At the same time, the researchers developed an idea generator using Claude 3.5, an LLM developed by Anthropic in San Francisco, California. The researchers asked their AI tool to find relevant articles on the seven research topics through Semantic Scholar, an AI-powered literature search engine. Based on these articles, the researchers asked their AI agent to generate 4,000 ideas on each research topic and evaluate the most original ones.

Human assessors

The researchers then randomly assigned the human and AI-generated ideas to 79 reviewers, who rated each idea for novelty, excitement, feasibility and expected effectiveness. To ensure that the creators of the ideas remained unknown to the reviewers, the researchers used another LLM to edit both types of text so that the writing style and tone were standardized without changing the ideas themselves.

On average, the reviewers rated the AI-generated ideas as more original and exciting than those written by human participants. However, when they looked more closely at the 4,000 ideas produced by LLM, the researchers found only about 200 that were truly unique, suggesting that the AI ​​became less original the more ideas it generated.

When Si surveyed the participants, most admitted that the ideas they submitted were only average compared to the ideas produced in the past.

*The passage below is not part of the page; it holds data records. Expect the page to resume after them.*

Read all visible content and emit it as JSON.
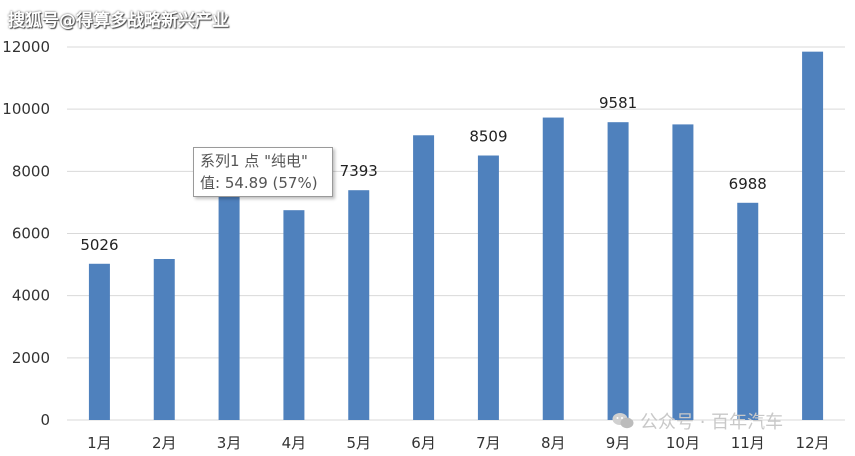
{
  "header": {
    "source": "搜狐号@得算多战略新兴产业"
  },
  "tooltip": {
    "line1": "系列1 点 \"纯电\"",
    "line2": "值: 54.89 (57%)"
  },
  "watermark": {
    "text": "公众号 · 百年汽车"
  },
  "colors": {
    "bar": "#4f81bd",
    "grid": "#d9d9d9"
  },
  "chart_data": {
    "type": "bar",
    "categories": [
      "1月",
      "2月",
      "3月",
      "4月",
      "5月",
      "6月",
      "7月",
      "8月",
      "9月",
      "10月",
      "11月",
      "12月"
    ],
    "values": [
      5026,
      5180,
      7250,
      6750,
      7393,
      9160,
      8509,
      9730,
      9581,
      9510,
      6988,
      11850
    ],
    "data_labels": [
      "5026",
      "",
      "",
      "",
      "7393",
      "",
      "8509",
      "",
      "9581",
      "",
      "6988",
      ""
    ],
    "yticks": [
      "0",
      "2000",
      "4000",
      "6000",
      "8000",
      "10000",
      "12000"
    ],
    "ylim": [
      0,
      12000
    ],
    "grid": true,
    "title": "",
    "xlabel": "",
    "ylabel": ""
  }
}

The results suggest that LLMs may easily generate more original ideas than the existing literature, says Cong Lu, a machine learning researcher at the University of British Columbia in Vancouver, Canada. However, whether they can surpass the most groundbreaking human ideas remains an open question.

Another limitation of the study is that the written ideas compared were edited by an LLM, which changed the language and length of the submissions, says Jevin West, a social science computer scientist at the University of Washington in Seattle. Such changes may have subtly influenced how reviewers perceived the novelty, he adds. West adds that pitting researchers against an LLM that can generate thousands of ideas in a few hours may not be a completely fair comparison. “You have to compare apples with apples,” he says.

Si and his colleagues plan to compare AI-generated ideas with leading conference papers to gain a better understanding of how LLMs compare to human creativity. “We’re trying to encourage the community to think more deeply about what the future should look like when AI can take a more active role in the research process,” he says.